Werneria tandyi
- Conservation status: Critically Endangered (IUCN 3.1)

Scientific classification
- Kingdom: Animalia
- Phylum: Chordata
- Class: Amphibia
- Order: Anura
- Family: Bufonidae
- Genus: Werneria
- Species: W. tandyi
- Binomial name: Werneria tandyi (Amiet, 1972)
- Synonyms: Bufo tandyi Amiet, 1972

= Werneria tandyi =

- Authority: (Amiet, 1972)
- Conservation status: CR
- Synonyms: Bufo tandyi Amiet, 1972

Species of amphibian

Werneria tandyi, also known as Tandy's torrent toad or Tandy's smalltongue toad, is a species of toad in the family Bufonidae.
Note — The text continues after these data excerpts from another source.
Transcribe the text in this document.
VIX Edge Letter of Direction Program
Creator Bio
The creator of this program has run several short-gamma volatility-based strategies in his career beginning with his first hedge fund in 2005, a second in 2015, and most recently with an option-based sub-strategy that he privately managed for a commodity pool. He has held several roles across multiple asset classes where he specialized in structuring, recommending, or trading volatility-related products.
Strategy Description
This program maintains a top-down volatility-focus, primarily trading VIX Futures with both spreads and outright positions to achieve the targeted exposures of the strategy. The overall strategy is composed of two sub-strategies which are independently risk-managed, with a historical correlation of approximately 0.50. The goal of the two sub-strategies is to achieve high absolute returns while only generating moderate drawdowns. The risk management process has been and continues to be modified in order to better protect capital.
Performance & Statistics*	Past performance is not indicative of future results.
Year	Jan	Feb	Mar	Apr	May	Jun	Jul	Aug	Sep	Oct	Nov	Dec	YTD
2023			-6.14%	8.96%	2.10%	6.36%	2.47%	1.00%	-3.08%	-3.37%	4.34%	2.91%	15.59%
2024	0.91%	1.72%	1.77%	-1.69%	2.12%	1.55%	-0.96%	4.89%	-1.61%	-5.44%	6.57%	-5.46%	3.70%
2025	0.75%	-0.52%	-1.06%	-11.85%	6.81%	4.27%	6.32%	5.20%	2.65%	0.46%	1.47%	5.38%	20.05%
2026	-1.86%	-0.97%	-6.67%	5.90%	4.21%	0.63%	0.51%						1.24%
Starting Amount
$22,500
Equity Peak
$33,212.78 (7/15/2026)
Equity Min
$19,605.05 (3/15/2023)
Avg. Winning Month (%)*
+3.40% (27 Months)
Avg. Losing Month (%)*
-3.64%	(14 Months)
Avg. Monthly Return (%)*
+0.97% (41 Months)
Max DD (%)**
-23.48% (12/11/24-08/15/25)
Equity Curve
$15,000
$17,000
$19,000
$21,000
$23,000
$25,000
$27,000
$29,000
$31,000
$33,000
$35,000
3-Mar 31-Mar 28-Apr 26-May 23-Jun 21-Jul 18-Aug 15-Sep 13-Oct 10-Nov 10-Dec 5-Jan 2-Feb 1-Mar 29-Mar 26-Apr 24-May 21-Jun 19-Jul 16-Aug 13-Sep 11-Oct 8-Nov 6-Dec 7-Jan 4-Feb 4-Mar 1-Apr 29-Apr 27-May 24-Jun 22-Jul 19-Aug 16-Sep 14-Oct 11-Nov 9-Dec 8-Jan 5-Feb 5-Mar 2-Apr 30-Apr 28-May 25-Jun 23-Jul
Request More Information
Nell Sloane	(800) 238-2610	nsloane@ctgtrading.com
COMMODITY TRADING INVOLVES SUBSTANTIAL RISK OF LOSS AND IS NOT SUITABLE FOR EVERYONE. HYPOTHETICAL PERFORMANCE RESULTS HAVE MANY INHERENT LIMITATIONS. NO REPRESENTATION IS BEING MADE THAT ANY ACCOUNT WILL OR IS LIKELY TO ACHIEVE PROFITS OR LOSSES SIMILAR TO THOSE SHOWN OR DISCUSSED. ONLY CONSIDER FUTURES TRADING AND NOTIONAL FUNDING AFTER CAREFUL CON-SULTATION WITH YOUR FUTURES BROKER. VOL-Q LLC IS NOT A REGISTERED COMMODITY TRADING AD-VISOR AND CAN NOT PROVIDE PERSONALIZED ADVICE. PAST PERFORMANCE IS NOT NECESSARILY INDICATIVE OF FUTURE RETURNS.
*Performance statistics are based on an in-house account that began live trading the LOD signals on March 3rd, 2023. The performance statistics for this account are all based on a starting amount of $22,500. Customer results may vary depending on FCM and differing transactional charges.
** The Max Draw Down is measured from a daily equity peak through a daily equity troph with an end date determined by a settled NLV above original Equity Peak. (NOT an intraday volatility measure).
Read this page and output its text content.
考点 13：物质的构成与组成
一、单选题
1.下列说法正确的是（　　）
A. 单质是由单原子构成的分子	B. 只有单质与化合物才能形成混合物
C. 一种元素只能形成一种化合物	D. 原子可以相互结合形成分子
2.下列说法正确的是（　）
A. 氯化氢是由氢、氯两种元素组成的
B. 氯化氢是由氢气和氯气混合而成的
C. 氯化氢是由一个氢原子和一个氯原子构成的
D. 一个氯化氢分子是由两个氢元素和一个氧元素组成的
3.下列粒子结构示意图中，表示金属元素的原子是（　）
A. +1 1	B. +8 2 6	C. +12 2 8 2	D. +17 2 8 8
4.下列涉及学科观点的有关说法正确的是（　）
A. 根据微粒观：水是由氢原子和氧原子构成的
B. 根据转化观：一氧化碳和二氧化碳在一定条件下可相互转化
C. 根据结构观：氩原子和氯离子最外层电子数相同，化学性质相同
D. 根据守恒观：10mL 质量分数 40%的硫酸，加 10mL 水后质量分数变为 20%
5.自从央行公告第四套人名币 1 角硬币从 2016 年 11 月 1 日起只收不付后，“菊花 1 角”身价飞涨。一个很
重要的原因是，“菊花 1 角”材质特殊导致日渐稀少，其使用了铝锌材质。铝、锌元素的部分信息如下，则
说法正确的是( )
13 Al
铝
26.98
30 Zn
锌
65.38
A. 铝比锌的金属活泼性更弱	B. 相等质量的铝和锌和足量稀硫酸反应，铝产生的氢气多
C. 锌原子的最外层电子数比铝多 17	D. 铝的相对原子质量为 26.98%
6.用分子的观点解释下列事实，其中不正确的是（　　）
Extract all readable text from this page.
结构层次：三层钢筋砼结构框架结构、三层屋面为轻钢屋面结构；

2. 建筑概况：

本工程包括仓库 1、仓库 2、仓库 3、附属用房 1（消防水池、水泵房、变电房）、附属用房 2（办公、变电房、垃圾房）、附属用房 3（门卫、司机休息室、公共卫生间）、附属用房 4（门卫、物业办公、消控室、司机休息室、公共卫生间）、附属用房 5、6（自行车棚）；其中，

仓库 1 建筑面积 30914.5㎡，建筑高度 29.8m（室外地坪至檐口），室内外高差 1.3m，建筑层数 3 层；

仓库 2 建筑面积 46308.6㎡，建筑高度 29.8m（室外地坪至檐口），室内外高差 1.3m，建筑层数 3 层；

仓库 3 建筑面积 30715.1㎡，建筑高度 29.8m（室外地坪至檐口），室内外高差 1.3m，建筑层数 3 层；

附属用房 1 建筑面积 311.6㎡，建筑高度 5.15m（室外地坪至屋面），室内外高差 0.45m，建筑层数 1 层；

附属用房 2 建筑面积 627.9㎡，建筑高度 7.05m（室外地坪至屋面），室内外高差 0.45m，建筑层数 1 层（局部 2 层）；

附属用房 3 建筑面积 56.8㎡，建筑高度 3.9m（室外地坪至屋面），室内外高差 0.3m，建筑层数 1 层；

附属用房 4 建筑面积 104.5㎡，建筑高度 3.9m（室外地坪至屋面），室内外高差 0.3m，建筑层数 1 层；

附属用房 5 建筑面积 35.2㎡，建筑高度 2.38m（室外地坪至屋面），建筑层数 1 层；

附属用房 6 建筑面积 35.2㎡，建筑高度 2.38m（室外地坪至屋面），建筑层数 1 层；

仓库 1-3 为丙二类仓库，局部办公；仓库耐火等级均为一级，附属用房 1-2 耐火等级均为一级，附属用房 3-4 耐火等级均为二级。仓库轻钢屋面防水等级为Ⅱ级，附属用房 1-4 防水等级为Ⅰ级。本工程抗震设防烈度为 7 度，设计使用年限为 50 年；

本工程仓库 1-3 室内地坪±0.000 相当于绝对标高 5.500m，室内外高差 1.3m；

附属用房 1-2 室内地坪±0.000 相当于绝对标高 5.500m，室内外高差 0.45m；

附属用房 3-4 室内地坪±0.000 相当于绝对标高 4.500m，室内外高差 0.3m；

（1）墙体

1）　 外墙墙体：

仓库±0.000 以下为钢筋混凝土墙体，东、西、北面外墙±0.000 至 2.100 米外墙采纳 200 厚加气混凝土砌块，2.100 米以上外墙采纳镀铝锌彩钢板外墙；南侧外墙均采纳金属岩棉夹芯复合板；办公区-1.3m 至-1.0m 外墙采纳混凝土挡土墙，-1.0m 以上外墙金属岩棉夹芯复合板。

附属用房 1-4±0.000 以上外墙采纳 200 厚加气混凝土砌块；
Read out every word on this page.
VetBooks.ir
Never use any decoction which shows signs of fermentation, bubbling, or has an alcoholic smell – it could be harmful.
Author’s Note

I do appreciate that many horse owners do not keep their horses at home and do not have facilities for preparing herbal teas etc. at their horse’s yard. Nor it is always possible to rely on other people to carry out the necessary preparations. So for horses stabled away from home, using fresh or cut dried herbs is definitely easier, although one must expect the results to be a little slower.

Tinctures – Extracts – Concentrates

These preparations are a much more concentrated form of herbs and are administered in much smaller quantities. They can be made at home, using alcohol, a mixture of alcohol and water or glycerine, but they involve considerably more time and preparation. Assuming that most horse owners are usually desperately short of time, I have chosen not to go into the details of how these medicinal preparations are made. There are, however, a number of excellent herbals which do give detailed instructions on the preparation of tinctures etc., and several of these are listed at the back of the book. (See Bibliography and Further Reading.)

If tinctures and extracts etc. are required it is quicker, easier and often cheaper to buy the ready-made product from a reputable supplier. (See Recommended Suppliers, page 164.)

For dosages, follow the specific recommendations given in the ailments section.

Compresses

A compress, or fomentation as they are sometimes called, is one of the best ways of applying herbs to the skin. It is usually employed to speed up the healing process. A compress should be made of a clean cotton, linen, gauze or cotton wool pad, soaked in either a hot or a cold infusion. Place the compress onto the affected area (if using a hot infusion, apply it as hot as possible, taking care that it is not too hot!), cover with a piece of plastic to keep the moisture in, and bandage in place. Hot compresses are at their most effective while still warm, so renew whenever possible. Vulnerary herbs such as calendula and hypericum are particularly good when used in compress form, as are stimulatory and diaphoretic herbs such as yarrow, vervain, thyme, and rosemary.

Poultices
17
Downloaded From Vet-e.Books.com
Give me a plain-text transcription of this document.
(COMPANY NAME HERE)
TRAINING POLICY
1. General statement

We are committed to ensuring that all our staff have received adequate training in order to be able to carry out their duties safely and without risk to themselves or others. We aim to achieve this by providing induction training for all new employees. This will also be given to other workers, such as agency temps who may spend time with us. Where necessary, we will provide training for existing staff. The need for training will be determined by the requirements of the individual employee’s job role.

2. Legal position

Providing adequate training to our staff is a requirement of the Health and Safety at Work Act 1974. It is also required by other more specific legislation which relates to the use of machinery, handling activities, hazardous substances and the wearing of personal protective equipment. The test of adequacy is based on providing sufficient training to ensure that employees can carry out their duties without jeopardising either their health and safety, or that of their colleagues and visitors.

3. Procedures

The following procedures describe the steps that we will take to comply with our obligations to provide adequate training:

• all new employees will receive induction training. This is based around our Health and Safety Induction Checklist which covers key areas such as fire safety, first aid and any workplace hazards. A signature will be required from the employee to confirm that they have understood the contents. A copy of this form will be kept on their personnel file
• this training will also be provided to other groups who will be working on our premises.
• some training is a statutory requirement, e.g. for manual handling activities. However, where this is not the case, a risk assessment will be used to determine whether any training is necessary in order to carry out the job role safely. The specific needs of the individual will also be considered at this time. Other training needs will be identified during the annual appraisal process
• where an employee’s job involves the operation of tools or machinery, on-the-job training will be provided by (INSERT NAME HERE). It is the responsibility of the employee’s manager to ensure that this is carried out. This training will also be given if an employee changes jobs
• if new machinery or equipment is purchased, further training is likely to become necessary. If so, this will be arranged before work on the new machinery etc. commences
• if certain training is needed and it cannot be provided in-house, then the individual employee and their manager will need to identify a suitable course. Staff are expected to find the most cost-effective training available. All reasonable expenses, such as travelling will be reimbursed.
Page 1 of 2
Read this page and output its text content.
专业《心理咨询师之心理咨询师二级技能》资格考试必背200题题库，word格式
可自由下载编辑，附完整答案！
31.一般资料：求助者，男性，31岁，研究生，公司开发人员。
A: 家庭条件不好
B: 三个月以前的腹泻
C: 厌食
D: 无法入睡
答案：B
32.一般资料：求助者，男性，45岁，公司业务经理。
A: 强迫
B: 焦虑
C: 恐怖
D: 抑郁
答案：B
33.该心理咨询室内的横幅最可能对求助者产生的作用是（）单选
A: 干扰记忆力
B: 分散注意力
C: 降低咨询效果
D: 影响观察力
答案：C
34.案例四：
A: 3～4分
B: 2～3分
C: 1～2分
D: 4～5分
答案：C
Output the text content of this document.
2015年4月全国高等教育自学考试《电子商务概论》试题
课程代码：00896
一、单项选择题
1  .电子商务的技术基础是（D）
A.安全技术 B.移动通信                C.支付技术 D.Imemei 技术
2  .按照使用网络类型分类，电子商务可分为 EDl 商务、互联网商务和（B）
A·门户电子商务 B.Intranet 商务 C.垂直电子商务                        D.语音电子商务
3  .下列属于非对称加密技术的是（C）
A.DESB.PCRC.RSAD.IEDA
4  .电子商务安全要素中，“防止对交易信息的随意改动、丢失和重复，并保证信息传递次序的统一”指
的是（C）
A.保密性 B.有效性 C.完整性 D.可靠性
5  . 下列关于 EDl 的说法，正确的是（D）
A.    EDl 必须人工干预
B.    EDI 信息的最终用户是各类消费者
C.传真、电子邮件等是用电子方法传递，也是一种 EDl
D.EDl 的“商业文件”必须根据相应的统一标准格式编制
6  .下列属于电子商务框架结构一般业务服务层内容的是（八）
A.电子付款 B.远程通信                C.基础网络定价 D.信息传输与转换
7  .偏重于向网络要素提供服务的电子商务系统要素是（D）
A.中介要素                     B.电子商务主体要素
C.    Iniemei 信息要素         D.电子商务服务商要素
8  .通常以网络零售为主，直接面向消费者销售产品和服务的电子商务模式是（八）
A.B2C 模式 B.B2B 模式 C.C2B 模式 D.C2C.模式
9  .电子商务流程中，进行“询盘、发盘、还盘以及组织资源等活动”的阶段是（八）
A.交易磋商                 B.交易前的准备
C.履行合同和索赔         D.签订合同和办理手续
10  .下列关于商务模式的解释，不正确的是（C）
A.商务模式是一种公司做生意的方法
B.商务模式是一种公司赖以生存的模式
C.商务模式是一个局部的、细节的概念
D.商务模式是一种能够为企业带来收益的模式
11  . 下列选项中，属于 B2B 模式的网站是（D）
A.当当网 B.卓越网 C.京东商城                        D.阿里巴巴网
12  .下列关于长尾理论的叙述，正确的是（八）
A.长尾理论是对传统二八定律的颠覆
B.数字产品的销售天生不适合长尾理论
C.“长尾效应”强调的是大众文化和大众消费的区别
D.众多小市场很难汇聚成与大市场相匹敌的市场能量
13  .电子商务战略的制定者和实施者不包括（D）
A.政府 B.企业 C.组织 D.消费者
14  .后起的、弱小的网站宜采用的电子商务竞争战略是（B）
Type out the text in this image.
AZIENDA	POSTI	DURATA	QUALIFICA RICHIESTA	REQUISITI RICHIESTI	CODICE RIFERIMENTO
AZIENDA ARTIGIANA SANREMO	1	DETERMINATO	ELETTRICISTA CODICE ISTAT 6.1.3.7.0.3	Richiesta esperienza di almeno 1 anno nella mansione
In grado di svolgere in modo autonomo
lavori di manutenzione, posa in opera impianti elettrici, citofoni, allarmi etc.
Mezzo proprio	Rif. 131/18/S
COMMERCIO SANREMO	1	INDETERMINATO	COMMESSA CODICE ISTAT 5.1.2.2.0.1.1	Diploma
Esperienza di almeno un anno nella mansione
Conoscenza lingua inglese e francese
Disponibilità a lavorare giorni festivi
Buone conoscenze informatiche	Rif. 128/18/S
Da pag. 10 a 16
It is endemic to western Cameroon and known from Mount Manengouba and from the Rumpi Hills. The specific name tandyi honours Robert Mills Tandy, biologist, herpetologist, and wildlife photographer.

==Description==
Werneria tandyi is a relatively slender-bodied Werneria. Males grow to 35 mm and females to 41 mm in snout–vent length. The head is straight and pointed. Parotoid glands and tympani are absent. The toes have traces of webbing. The back is dark chocolate-brown, while the flanks are very dark brown to black and separated from the back by thin, white dorsolateral lines that are well-delineated. The venter is clear brown to yellowish gray with tiny white or yellow spots.

==Habitat and conservation==
Werneria tandyi lives by fast-flowing streams in submontane forest and degraded secondary habitats at elevations of 1000–1750 m above sea level. Several individuals have been found clustered together on rocks in the splash zone of waterfalls during the breeding season. The tadpoles develop in the streams.

Previously, Werneria tandyi was common on Mount Manengouba, but it has not been observed there after 2010. The decline is similar to the ones caused by chytridiomycosis in other montane amphibians, though the cause remains unproven. Only one individual ever has been observed on the Rumpi Hills. The species is also likely to be threatened by habitat loss (loss of forests) caused by agriculture and human settlements. It might occur in the Rumpi Hills Wildlife Reserve.